Ex-presidente da autoridade monetária avalia que a falta de apoio fiscal para a política de juros será a principal dificuldade do futuro chefe da instituição
O ex-presidente do BC (Banco Central) Armínio Fraga disse nesta 5ª feira (29.ago.2024) que o indicado pelo presidente Luiz Inácio Lula da Silva (PT) para a assumir o posto, o atual diretor de Política Monetária da autoridade monetária, Gabriel Galípolo, pode ter que iniciar sua gestão aumentando a taxa básica de juros, que hoje está em 10,5% ao ano.
“A pressão é alta, porque não só as expectativas do [Boletim] Focus, como as taxas implícitas na curva de juros também apontam para níveis bem complicados. Ele vai começar numa situação bastante apertada”, disse o economista em entrevista ao Globo.
Na 4ª feira (28.ago), o presidente Lula indicou Galípolo, de 42 anos, para a presidência do BC. O anúncio foi feito pelo ministro da Fazenda, Fernando Haddad, no Palácio do Planalto. O nome precisa ser aprovado pelo Senado.

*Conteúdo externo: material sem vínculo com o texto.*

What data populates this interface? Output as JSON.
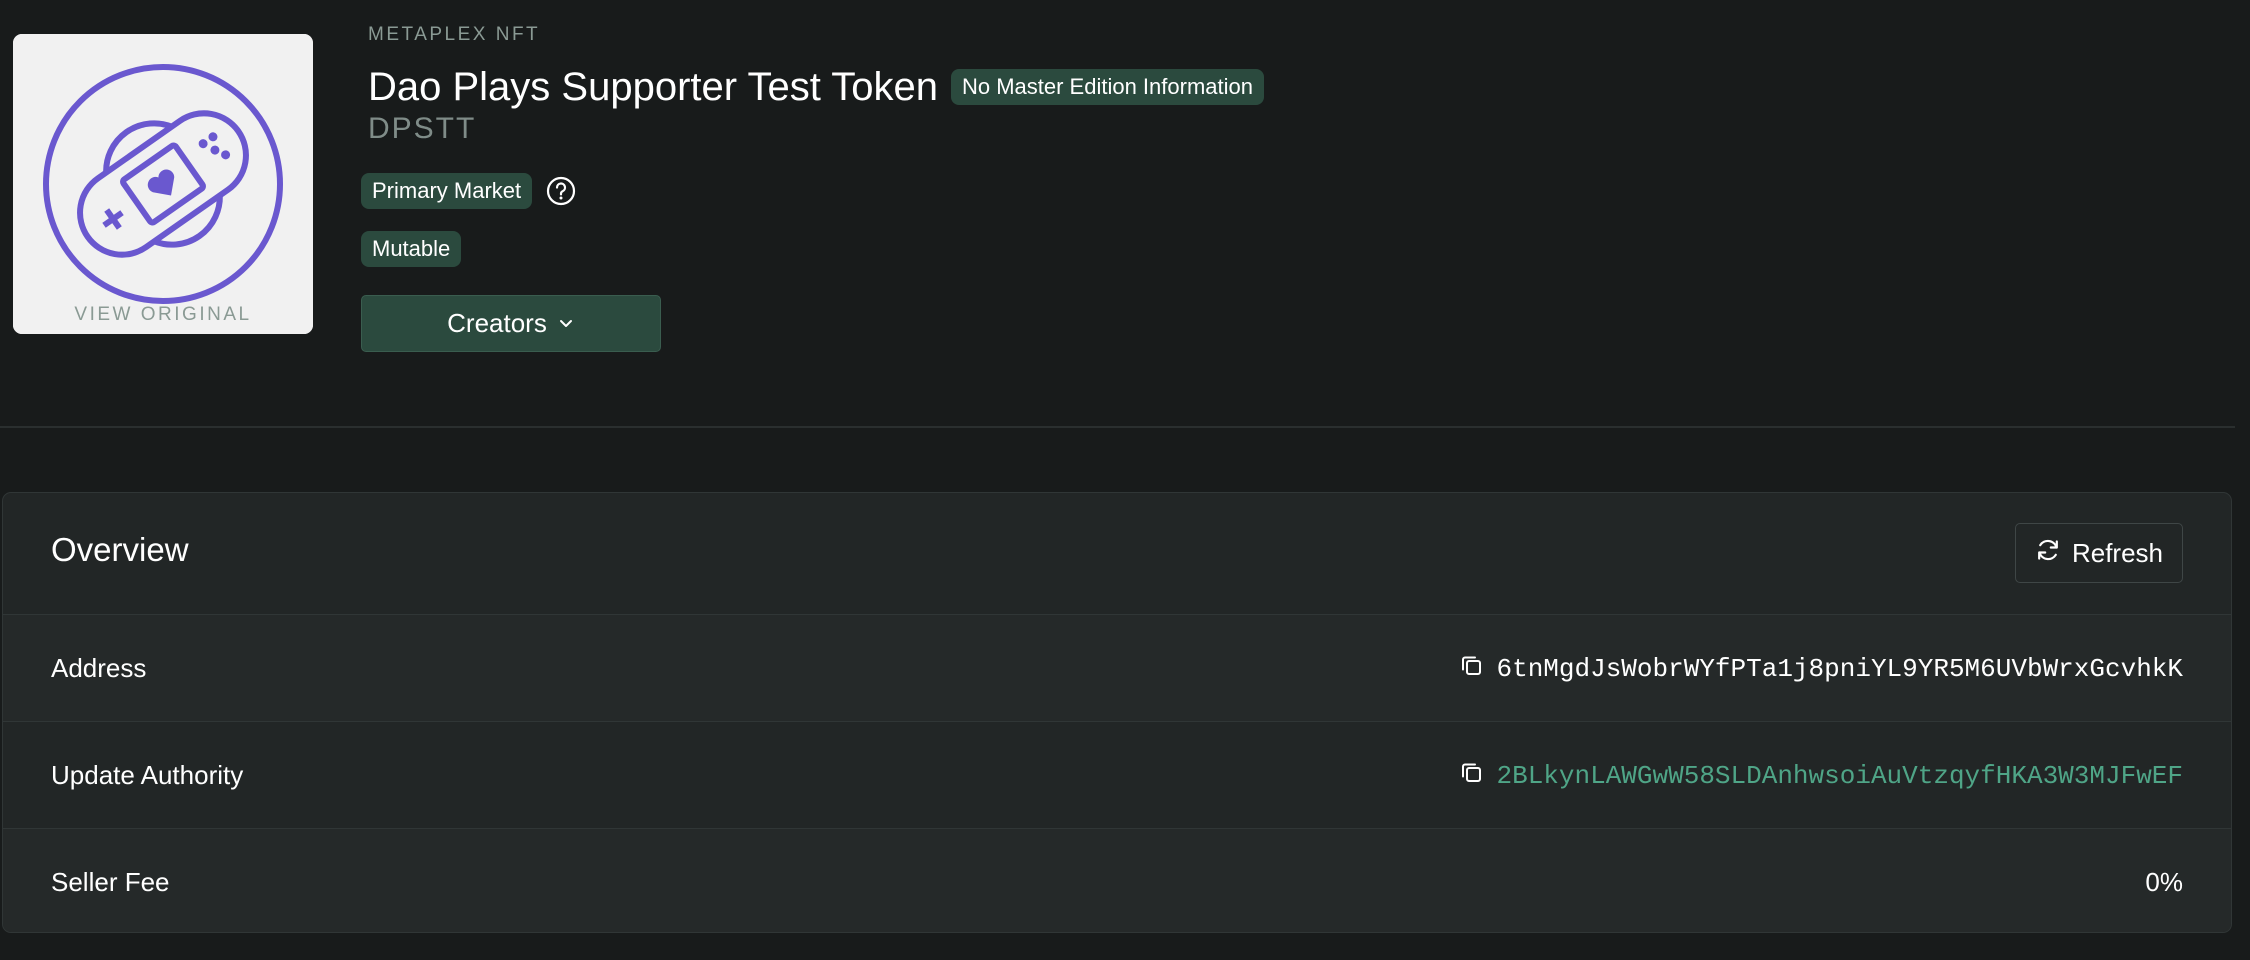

Galípolo substituirá Roberto Campos Neto, que está no comando do BC desde fevereiro de 2019. Indicado pelo ex-presidente Jair Bolsonaro (PL), Campos Neto colecionou críticas do governo Lula, principalmente por reduzir pouco, na avaliação do Executivo, a taxa básica de juros.
“Acho que ele [Galípolo] é uma pessoa da confiança do presidente [Lula]. Ele não estaria nomeando se não fosse. Não quer dizer que ele possa impunemente descumprir a lei e deixar a inflação acima da meta ou, até pior, afrouxar e deixar a inflação subir mais”, disse Fraga.

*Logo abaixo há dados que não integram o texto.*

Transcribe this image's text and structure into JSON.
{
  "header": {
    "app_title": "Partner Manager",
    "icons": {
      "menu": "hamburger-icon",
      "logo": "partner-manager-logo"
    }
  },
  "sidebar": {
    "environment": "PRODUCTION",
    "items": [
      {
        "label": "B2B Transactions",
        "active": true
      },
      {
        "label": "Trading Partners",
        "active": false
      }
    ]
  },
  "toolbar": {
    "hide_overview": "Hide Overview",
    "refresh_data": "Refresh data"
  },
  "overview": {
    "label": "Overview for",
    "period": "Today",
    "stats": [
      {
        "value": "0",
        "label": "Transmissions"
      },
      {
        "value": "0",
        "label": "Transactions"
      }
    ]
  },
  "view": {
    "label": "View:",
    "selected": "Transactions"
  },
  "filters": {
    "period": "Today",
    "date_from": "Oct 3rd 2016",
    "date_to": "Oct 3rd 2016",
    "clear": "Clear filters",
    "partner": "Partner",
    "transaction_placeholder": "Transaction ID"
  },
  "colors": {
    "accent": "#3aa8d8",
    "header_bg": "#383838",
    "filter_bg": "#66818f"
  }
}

“Hoje, os números implícitos na curva de juros são bastante elevados. Para prazos superiores a 2 ou 3 anos, estão acima de 5%. Tem um prêmio de risco, sim, mas não é bom que esse prêmio de risco aumente muito. É um quadro difícil”, declarou o ex-chefe da autoridade monetária.
Na avaliação de Fraga, o desequilíbrio fiscal é o maior problema da economia brasileira e boa parte do desafio de Galípolo à frente da instituição “vem da falta de apoio fiscal” para a política de juros.
Ainda conforme o ex-BC, o arcabouço monetário-fiscal, com o tripé da política econômica formado pela meta de inflação, meta de superavit primário nas contas públicas e pelo câmbio flutuante, “tem se mostrado bastante positivo para o país, mas a perna fiscal está fragilizada, e isso produz uma sobrecarga no BC. Então, ele [Galípolo] vai entrar carregando um peso que deveria estar dividido com o lado fiscal”.
Atacar o crescimento do gasto, impor um Orçamento rígido e ajustar as regras do Imposto de Renda poderiam “dar condições de melhorar muito a qualidade da política macroeconômica”, segundo Fraga, facilitando a vida de Galípolo.
“É um fiscal ainda frouxo, forçando um monetário mais apertado. E é sempre bom frisar que o desafio vai além do macroeconômico. O desafio é incorporar uma redefinição de prioridades”, disse. Como exemplo, citou possíveis reajustes nos gastos do SUS (Sistema Único da Saúde), que, de acordo com o economista, “tem espaço para melhorar”.
“Sou conservador do lado fiscal, porque acho que o que temos [de gastos do Estado] não nos serviu bem no sentido mais amplo, incluindo a falta de prioridades, mas, hoje, não tenho dúvidas de que essa área é carente de recursos. É um absurdo chegar ao ponto de querer cortar o gasto de saúde no Brasil. É de matar, literalmente”, afirmou.